Answer
(a) The ratio of the apparent weight to the real weight is 0.75
(b) The ratio of the apparent weight to the real weight is 1.25
Work Step by Step
We can find the speed of a person riding on the Ferris wheel as:
$v = \frac{distance}{time}$
$v = \frac{2\pi~r}{t}$
$v = \frac{(2\pi)(11.0~m)}{12.5~s}$
$v = 5.53~m/s$
We can find the centripetal acceleration as;
$a_c = \frac{v^2}{r}$
$a_c = \frac{(5.53~m/s)^2}{12.5~m}$
$a_c = 2.45~m/s^2$
(a) Let $F_N$ be the normal force of the seat pushing up on the person.
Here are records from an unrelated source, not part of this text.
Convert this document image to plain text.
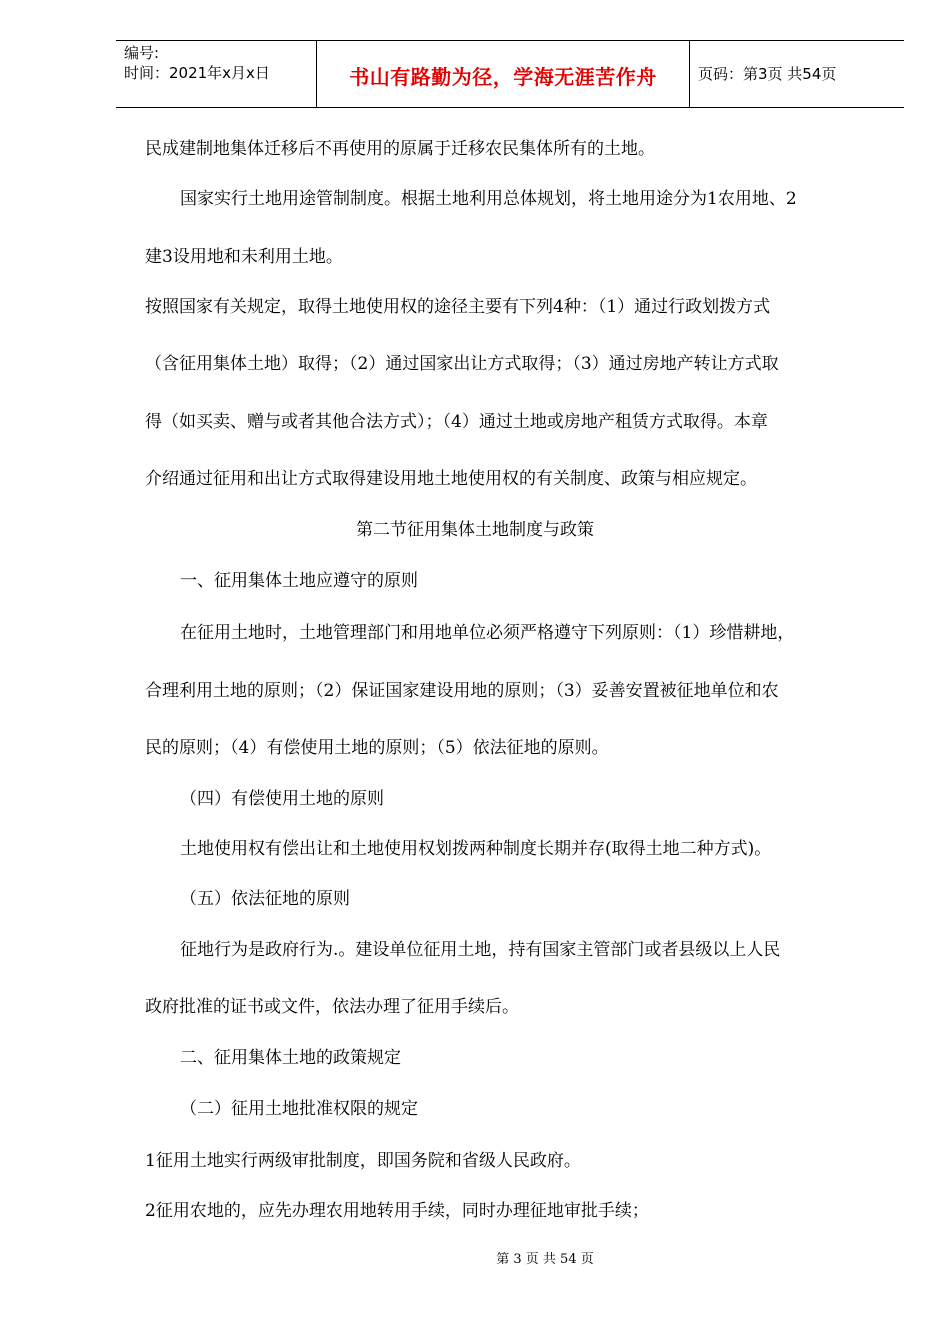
编号:
时间：2021年x月x日	书山有路勤为径，学海无涯苦作舟	页码：第3页 共54页
民成建制地集体迁移后不再使用的原属于迁移农民集体所有的土地。
国家实行土地用途管制制度。根据土地利用总体规划，将土地用途分为1农用地、2
建3设用地和未利用土地。
按照国家有关规定，取得土地使用权的途径主要有下列4种：（1）通过行政划拨方式
（含征用集体土地）取得；（2）通过国家出让方式取得；（3）通过房地产转让方式取
得（如买卖、赠与或者其他合法方式）；（4）通过土地或房地产租赁方式取得。本章
介绍通过征用和出让方式取得建设用地土地使用权的有关制度、政策与相应规定。
第二节征用集体土地制度与政策
一、征用集体土地应遵守的原则
在征用土地时，土地管理部门和用地单位必须严格遵守下列原则：（1）珍惜耕地，
合理利用土地的原则；（2）保证国家建设用地的原则；（3）妥善安置被征地单位和农
民的原则；（4）有偿使用土地的原则；（5）依法征地的原则。
（四）有偿使用土地的原则
土地使用权有偿出让和土地使用权划拨两种制度长期并存(取得土地二种方式)。
（五）依法征地的原则
征地行为是政府行为.。建设单位征用土地，持有国家主管部门或者县级以上人民
政府批准的证书或文件，依法办理了征用手续后。
二、征用集体土地的政策规定
（二）征用土地批准权限的规定
1征用土地实行两级审批制度，即国务院和省级人民政府。
2征用农地的，应先办理农用地转用手续，同时办理征地审批手续；
第 3 页 共 54 页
Note that $F_N$ is equal to the person's apparent weight.
$\sum F = M~a_c$
$Mg-F_N = M~a_c$
$F_N = M~(g-a_c)$
$F_N = (M)(9.80~m/s^2-2.45~m/s^2)$
$F_N = (M)(7.35~m/s^2)$
We can find the ratio of $F_N$ to $mg$:
$ratio = \frac{F_N}{mg}$
$ratio = \frac{(M)(7.35~m/s^2)}{(M)(9.80~m/s^2)}$
$ratio = 0.75$
The ratio of the apparent weight to the real weight is 0.75.
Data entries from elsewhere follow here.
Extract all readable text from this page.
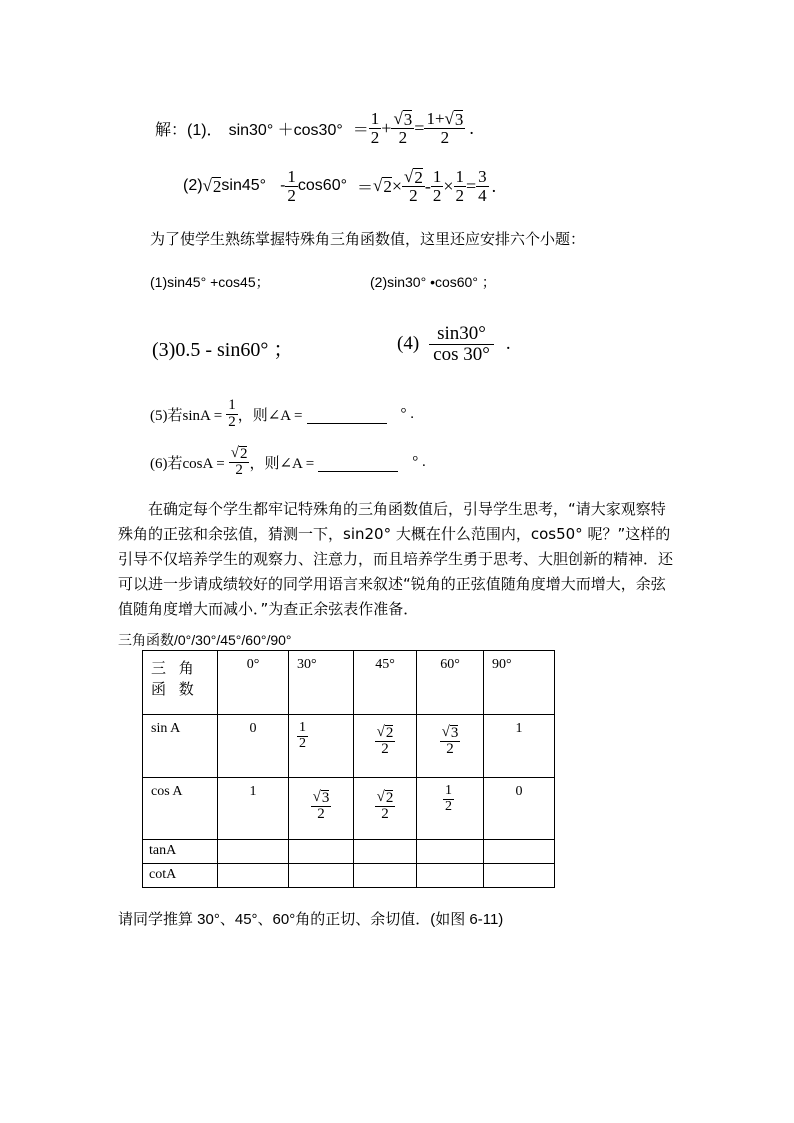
解：(1)． $\sin 30^\circ +\cos 30^\circ = \frac{1}{2} + \frac{√ 3}{2} = \frac{1+ √ 3}{2}$ .
(2) √ 2 $\sin 45^\circ - \frac{1}{2} \cos 60^\circ$ ＝ √ $2 \times \frac{√ 2}{2} - \frac{1}{2} \times \frac{1}{2} = \frac{3}{4}$ .
为了使学生熟练掌握特殊角三角函数值，这里还应安排六个小题：
(1)sin45° +cos45；	(2)sin30° •cos60° ；
(3)0.5 - sin60° ；	$(4) \frac{\sin 30^\circ}{\cos 30^\circ}$ .
(5)若$\sin A = \frac{1}{2}$ ，则∠A =	° .
(6)若$\cos A = \frac{√ 2}{2}$ ，则∠A =	° .
在确定每个学生都牢记特殊角的三角函数值后，引导学生思考，“请大家观察特殊角的正弦和余弦值，猜测一下，sin20° 大概在什么范围内，cos50° 呢？”这样的引导不仅培养学生的观察力、注意力，而且培养学生勇于思考、大胆创新的精神．还可以进一步请成绩较好的同学用语言来叙述“锐角的正弦值随角度增大而增大，余弦值随角度增大而减小．”为查正余弦表作准备．
三角函数/0°/30°/45°/60°/90°
三 角 函 数	0°	30°	45°	60°	90°
sin A	0	$\frac{1}{2}$	$\frac{√ 2}{2}$	$\frac{√ 3}{2}$	1
cos A	1	$\frac{√ 3}{2}$	$\frac{√ 2}{2}$	$\frac{1}{2}$	0
tanA					
cotA					
请同学推算 30°、45°、60°角的正切、余切值．(如图 6-11)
(b) We can find an expression for the normal force at the bottom as:
$\sum F = M~a_c$
$F_N-Mg = M~a_c$
$F_N = M~(g+a_c)$
$F_N = (M)(9.80~m/s^2+2.45~m/s^2)$
$F_N = (M)(12.25~m/s^2)$
We then find the ratio of $F_N$ to $mg$:
$ratio = \frac{F_N}{mg}$
$ratio = \frac{(M)(12.25~m/s^2)}{(M)(9.80~m/s^2)}$
$ratio = 1.25$
The ratio of the apparent weight to the real weight is 1.25.